The Italian partimento tradition of the 18th century was a comprehensive music curriculum that aimed to transform orphans into fully functional composers and performers. A central activity within the curriculum was the study of partimenti, pedagogical basses which appear to be continuo parts but are actually potential complete compositions. Embedded within them are clues not only for the realization of harmony, figuration, genre, but also highly sophisticated invertible counterpoint. An examination of the partimenti of Nicola Sala (1713-1801), Fedele Fenaroli (1730-1818) and others reveals subtleties of contrapuntal invention, and helps illuminate reasons why the conservatories of 18th century Italy produced so many musicians of high calibre.

Biographies:

Peter Schubert studied with Nadia Boulanger and received his degrees from Columbia University. He has published two textbooks on counterpoint and articles on Renaissance and 20th-c. music, and on music pedagogy.
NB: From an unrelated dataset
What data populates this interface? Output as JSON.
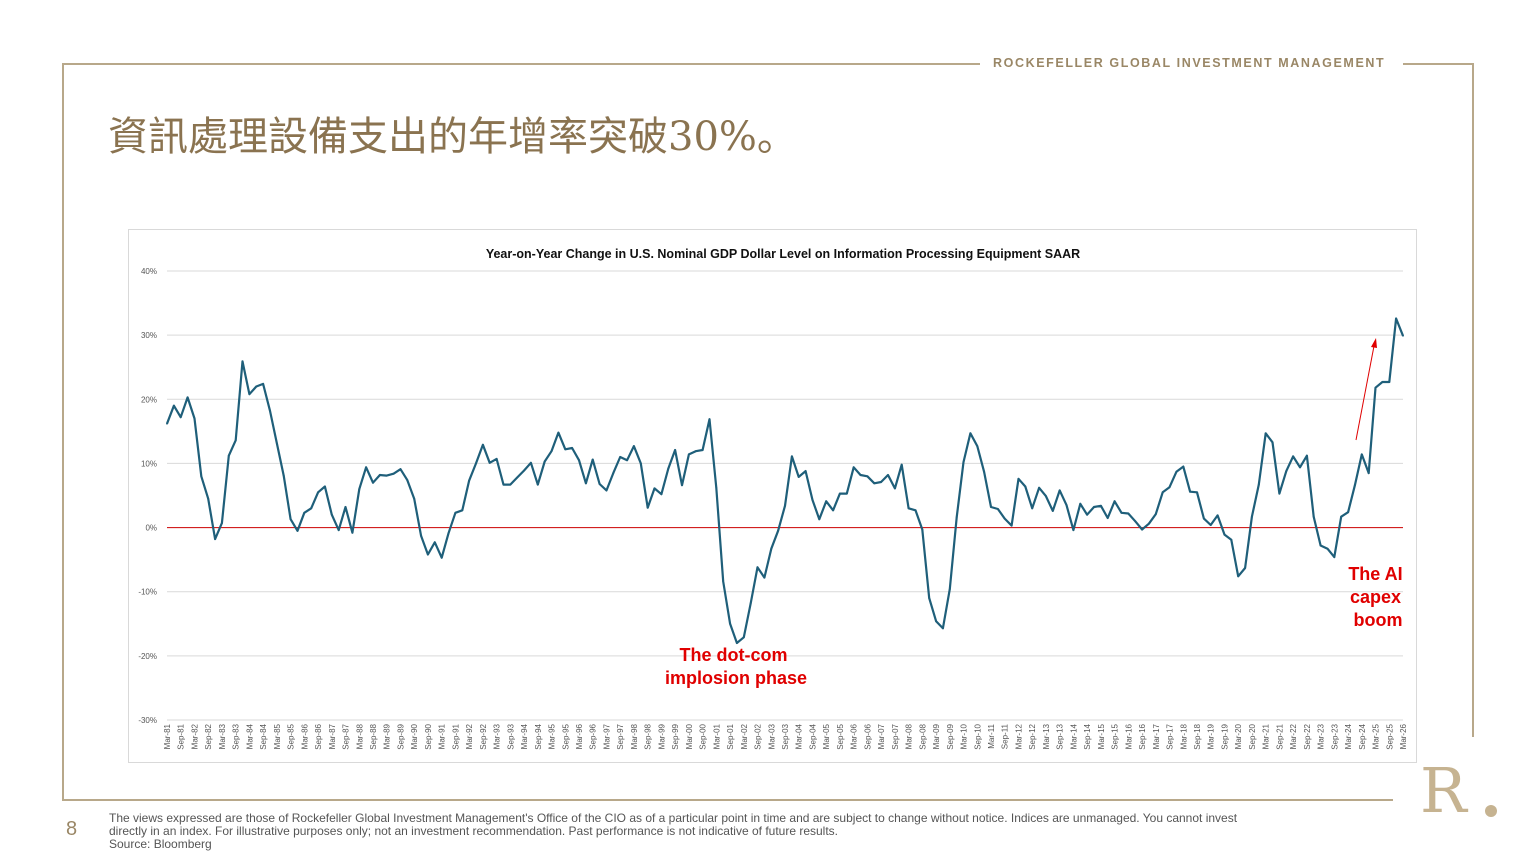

He conducts the Orpheus Singers of Montreal and recorded six CDs with VivaVoce. He has posted fourteen YouTube videos on Renaissance improvisation. In 2015 the Vierter Leipziger ImprovisationsFestival said “Peter Schubert gilt als großer Improvisations-Guru Nordamerikas,” and in 2019 he was awarded the Gail Boyd de Stwolinsky Prize for Lifetime Achievement in Music Theory Teaching and Scholarship.
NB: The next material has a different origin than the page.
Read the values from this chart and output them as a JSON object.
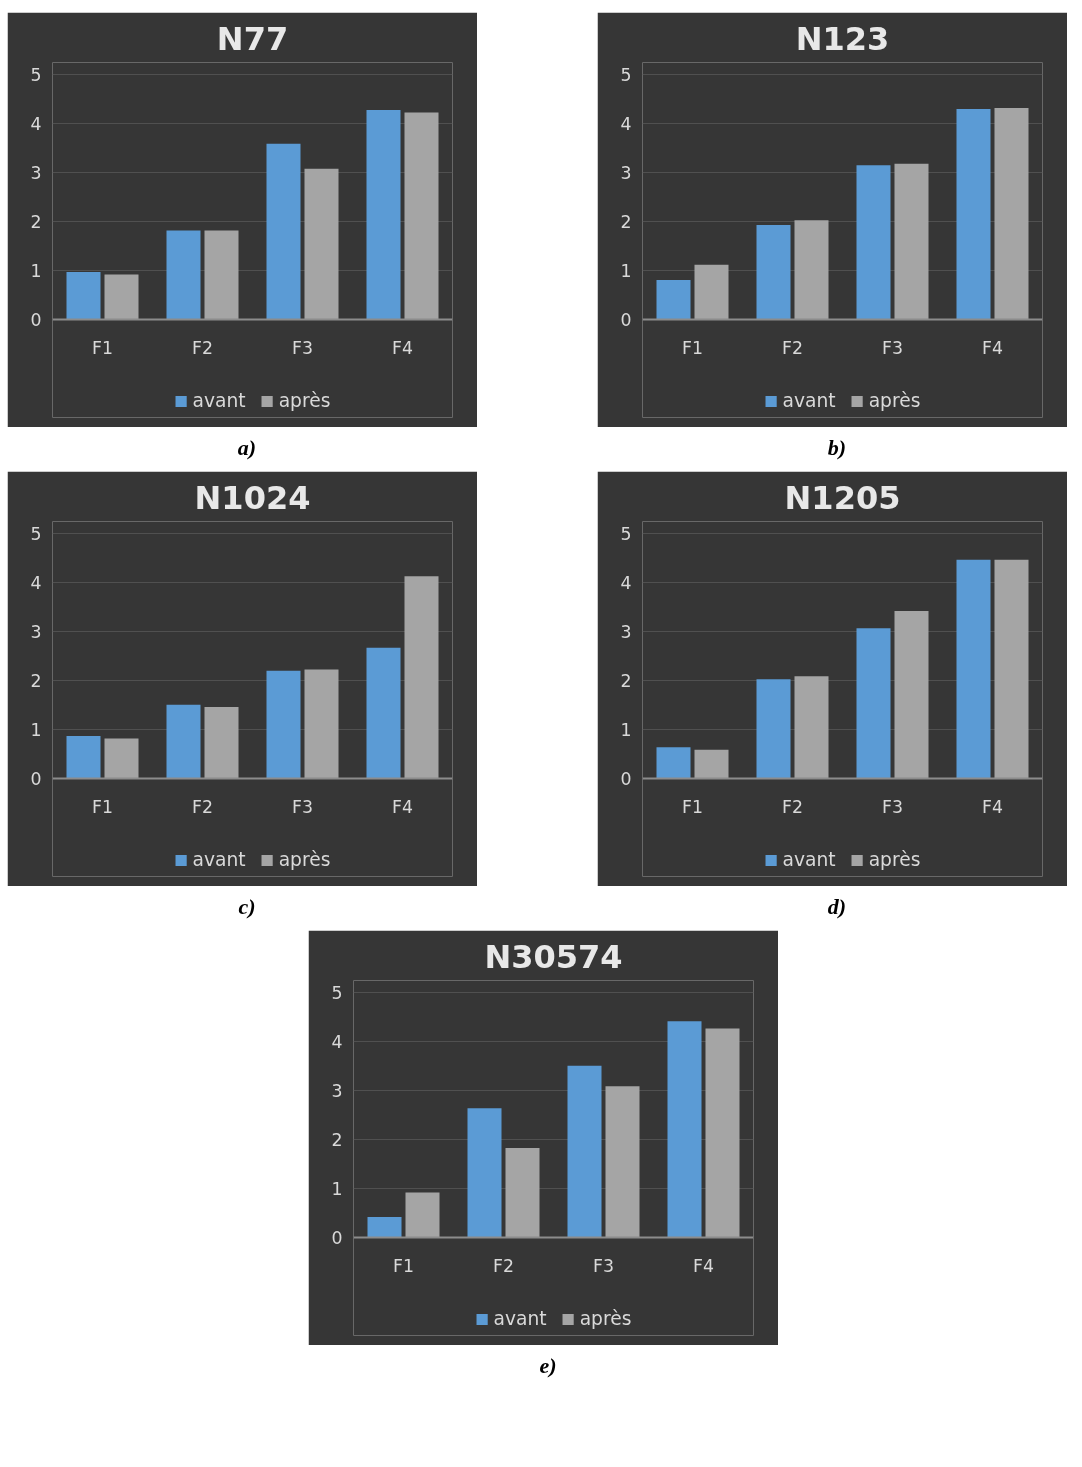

Dorian Bandy is Assistant Professor of musicology and baroque violin at the Schulich School of Music. He is the author of Mozart the Performer (forthcoming in 2023 from The University of Chicago Press), and his other writings—on Mozart, on Beethoven, on Stephen Sondheim, and on bad movies, bad music, and bad novels—have appeared in publications including Early Music, Eighteenth-Century Music, 19th-Century Music, The Cambridge Opera Journal, the Journal of Aesthetics and Art Criticism, and .
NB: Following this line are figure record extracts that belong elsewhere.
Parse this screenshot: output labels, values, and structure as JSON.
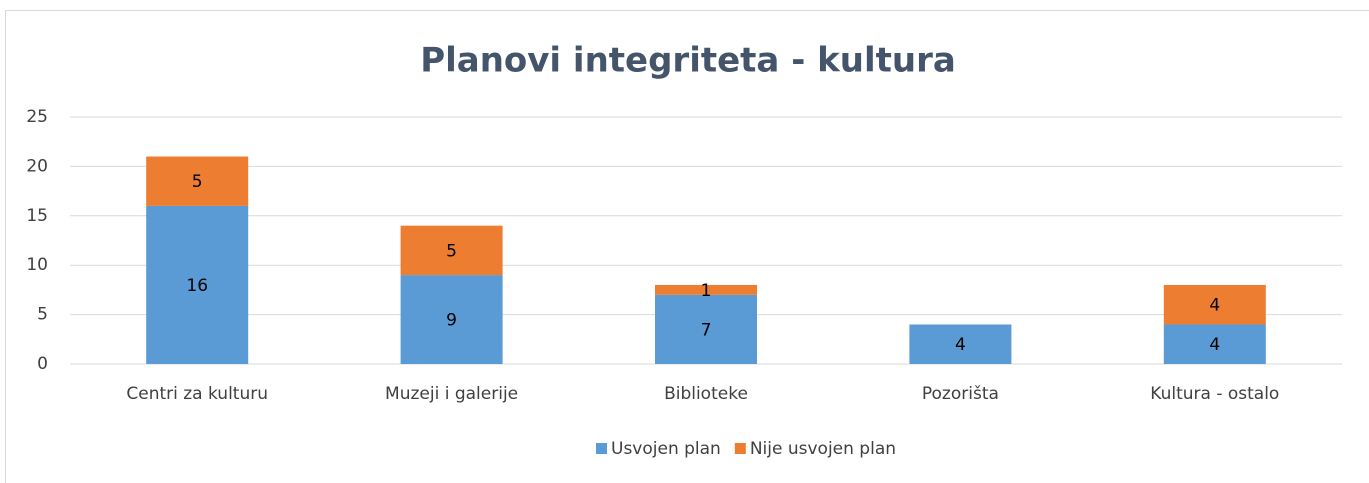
{
  "chart_data": {
    "type": "stacked_bar",
    "title": "Planovi integriteta - kultura",
    "categories": [
      "Centri za kulturu",
      "Muzeji i galerije",
      "Biblioteke",
      "Pozorišta",
      "Kultura - ostalo"
    ],
    "series": [
      {
        "name": "Usvojen plan",
        "color": "#5b9bd5",
        "values": [
          16,
          9,
          7,
          4,
          4
        ]
      },
      {
        "name": "Nije usvojen plan",
        "color": "#ed7d31",
        "values": [
          5,
          5,
          1,
          0,
          4
        ]
      }
    ],
    "ylim": [
      0,
      25
    ],
    "yticks": [
      0,
      5,
      10,
      15,
      20,
      25
    ],
    "grid": true,
    "legend": "bottom"
  }
}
John Mortensen is a leader in the international revival of historic improvisation. Appearing frequently as concert artist and masterclass teacher at colleges and universities in America and Europe, he is noted for his ability to improvise entire concerts in historical styles, including complex compositions such as Baroque fugues. He is the author of The Pianist’s Guide to Historic Improvisation (Oxford University Press, 2020), the world’s most widely-used book in the field of historic keyboard improvisation, now a course text at many leading conservatories. His newest book, Improvising Fugue: A Method for Keyboard Artists (Oxford University Press, 2023) became a #1 Best Seller in the Music Books category on Amazon three months before its publication date. In 2017 he was selected as a Fulbright Specialist by the US Department of State to serve as an international artistic ambassador on behalf of the American people. In 2018 he toured Europe for three months, performing and teaching improvised music at conservatories across the continent. In 2019 the State Department named him a Fulbright Global Scholar in Historic Improvisation, leading to performances and teaching at the national conservatories of Lithuania, Latvia, The United Kingdom, Denmark, and Canada. He serves as professor of piano at Cedarville University in Ohio. In 2016 he was named Faculty Scholar of the Year, that institution’s highest award.